Proposed change to index-inclusion policy would benefit Elon Musk ahead of IPO

If a cherished guest is coming to stay, it’s not unwise to do some spring cleaning — especially if said guest threatens to stay with a neighbour instead. Seen that way, Nasdaq’s proposed tweak to its index inclusion policies, in time for large listings by companies such as SpaceX, Anthropic and OpenAI, looks rational. For the wider capital markets, it may be less helpful.

Under current rules, if Elon Musk lists his $1.5tn rocket-maker in May, SpaceX wouldn’t make it into the Nasdaq 100 before December. The member list is adjusted just once a year. Until then, the index would be shirking its notional duty of reflecting the biggest companies on the Nasdaq exchange. Should Musk list less than 10 per cent of SpaceX stock, existing free-float rules mean it wouldn’t appear in the index at all.

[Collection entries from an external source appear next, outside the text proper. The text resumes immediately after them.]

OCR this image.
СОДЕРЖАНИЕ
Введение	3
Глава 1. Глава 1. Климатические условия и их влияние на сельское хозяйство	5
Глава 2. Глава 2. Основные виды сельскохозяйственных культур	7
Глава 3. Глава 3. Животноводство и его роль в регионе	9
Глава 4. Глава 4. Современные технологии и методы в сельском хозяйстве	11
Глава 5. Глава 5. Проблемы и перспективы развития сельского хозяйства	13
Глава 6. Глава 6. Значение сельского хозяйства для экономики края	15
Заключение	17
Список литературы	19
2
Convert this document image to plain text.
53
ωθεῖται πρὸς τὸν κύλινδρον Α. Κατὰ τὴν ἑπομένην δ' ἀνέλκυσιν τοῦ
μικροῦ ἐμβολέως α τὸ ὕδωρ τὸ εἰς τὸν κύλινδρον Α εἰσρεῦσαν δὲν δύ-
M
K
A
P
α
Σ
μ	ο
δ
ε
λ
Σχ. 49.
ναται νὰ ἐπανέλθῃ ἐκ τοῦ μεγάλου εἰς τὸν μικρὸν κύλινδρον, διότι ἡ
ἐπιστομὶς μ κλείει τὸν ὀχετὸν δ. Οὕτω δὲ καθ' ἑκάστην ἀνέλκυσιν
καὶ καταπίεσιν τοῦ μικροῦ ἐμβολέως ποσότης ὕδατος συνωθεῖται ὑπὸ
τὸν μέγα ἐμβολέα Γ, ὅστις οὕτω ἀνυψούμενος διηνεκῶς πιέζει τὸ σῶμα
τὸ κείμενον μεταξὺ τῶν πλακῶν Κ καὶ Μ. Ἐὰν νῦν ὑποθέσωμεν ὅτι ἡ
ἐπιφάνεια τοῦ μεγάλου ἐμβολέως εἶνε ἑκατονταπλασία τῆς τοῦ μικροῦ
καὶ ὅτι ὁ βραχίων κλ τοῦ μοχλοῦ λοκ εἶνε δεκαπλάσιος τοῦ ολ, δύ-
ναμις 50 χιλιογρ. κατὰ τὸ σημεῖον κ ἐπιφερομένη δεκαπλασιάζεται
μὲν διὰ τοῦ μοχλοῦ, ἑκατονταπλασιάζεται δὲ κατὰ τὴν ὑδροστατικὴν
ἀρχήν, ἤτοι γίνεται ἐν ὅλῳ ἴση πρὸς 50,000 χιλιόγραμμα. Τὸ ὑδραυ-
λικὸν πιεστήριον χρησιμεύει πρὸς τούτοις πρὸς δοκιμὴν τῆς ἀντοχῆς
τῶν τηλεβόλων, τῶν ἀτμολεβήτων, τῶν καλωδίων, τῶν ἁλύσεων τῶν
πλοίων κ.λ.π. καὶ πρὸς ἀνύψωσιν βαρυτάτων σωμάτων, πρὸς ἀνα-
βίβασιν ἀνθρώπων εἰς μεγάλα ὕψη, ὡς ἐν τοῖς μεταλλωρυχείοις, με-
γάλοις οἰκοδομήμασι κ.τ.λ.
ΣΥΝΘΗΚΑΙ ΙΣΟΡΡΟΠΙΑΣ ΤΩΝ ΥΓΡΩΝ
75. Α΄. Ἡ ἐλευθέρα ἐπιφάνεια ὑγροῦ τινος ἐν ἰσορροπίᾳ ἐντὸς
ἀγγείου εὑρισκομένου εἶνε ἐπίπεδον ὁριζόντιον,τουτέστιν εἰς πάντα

The proposed solution is to let big companies in after just 15 trading days, and swap the 10 per cent threshold with a sliding scale, among other changes. This would benefit Musk, because index-tracking funds might buy SpaceX sooner and IPO investors would pay more for the shares as a result. It’s good for Nasdaq the bourse, since it makes Musk more likely to go there rather than the New York Stock Exchange. While the index-compiling bit is separate, what’s good for the exchange helps it too.